The second part of any grammar rule are the homomorphic images of the rule label. Here we only have one interpretation - "i" - so we only have to list one image. "(?1,?2)" tells us that we interpret "r1(X,Y)" as "(interpretation(X),interpretation(Y))". What "*" means, is defined by the algebra we gave at the beginning of the file. Note that every label like "r1" should have the same homomorpic images throughout and it is best practice to simply use a unique label for every rule in your grammar. Note that the images used here are fairly simplistic, but you can see more complex examples in the advanced tutorials.

This concludes our first overview over what is in a grammar file. A more formal discussion can be found on the codec page.

Parsing from the GUI

The simplest way to get started with parsing via the GUI, which can be started by calling:

#!shell

java -jar <alto>.jar

This will bring up the GUI which looks something like this:

mainWindow.png

Now we can load the grammar:

load.png

which brings up a file loading dialogue in which you can select elephant.irtg. This brings up a window that shows you the grammar:

elephant.png

for now you can ignore the weights - we will come back to them later. Now we are at the point were we can parse a sentence:

parse.png

elephantPyjamas.png

After clicking O.k. in the last window, Alto will parse the sentence. In this case parsing means finding a new grammar that generates exactly that subset of the original RTG trees that could have been used to generate the input. The parsing result will look like this:

elephantChart.png

Which is just another IRTG. In order to look at the results, we can use the visualization capabilities of Alto. Simply select the show language option:

showLanguage.png

which brings up the language view:

elephantLanguage.png

Here you can see the RTG trees that could have generated your input.

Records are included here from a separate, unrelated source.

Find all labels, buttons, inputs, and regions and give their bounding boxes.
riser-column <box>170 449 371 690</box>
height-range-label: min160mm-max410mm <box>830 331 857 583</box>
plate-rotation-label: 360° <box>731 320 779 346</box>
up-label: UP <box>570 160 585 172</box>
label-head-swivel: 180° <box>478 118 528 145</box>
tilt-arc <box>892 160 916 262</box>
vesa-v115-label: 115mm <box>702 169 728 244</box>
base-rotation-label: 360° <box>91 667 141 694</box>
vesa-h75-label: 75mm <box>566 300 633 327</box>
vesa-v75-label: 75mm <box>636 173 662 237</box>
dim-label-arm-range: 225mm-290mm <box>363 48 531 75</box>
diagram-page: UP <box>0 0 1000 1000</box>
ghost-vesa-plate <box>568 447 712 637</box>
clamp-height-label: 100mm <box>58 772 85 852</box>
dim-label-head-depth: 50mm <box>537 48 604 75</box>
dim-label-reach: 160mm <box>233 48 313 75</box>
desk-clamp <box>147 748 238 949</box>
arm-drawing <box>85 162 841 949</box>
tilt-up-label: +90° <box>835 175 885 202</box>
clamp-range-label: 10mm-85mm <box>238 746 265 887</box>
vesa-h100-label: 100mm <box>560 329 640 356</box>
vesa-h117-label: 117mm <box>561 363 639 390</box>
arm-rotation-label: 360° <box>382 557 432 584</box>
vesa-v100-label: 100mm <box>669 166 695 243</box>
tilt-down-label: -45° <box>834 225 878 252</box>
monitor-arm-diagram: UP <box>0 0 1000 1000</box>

You can scroll through the different possibilities by typing different numbers into the field at the bottom or using the forward and backward buttons at the bottom. Maybe you want to also see how the given rule tree is connected to your input, an easy way of doing this is adding another view:

addView.png

which add the term and value of the parse tree you are currently viewing:

sideBySide.png

If you want to store your parsing results for later, simply go back to the window with the results and save them:

saveElephant.png

simply write the grammar to a file and you can load it later the same way we read the grammar with which we parsed.

If you want to achieve more or less the same by using Alto directly from your code, you should have a look at the parsing page.

Using Weights

The current grammar does not express any preferences concerning which rule tree should be picked from among the different options. If we want to encode some simple preferences, we can do so by using weights for rules. They will combine to give the weight of complete trees and we can prefer trees that have a higher weight.

Weights in the Grammar

Among the examples, there is one that extends the "elephant.irtg" grammar we have been using so far with weights. It is appropriately called "elephant-weighted.irtg". If you open this grammar you will see that the rules are written with additional weights assigned to them:

#!

S! -> r1(NP,VP)         [1.0]
  [i] *(?1,?2)

NP -> r2                [0.3]
  [i] john

In this case the weights are intended as probabilities, so there is a 100% probability that a derivation from "S" uses the first rule, but only a 30% chance that a derivation from "NP" uses the second rule. In general you are not limited to probabilities and the numbers in the brackets may be any floating point numbers.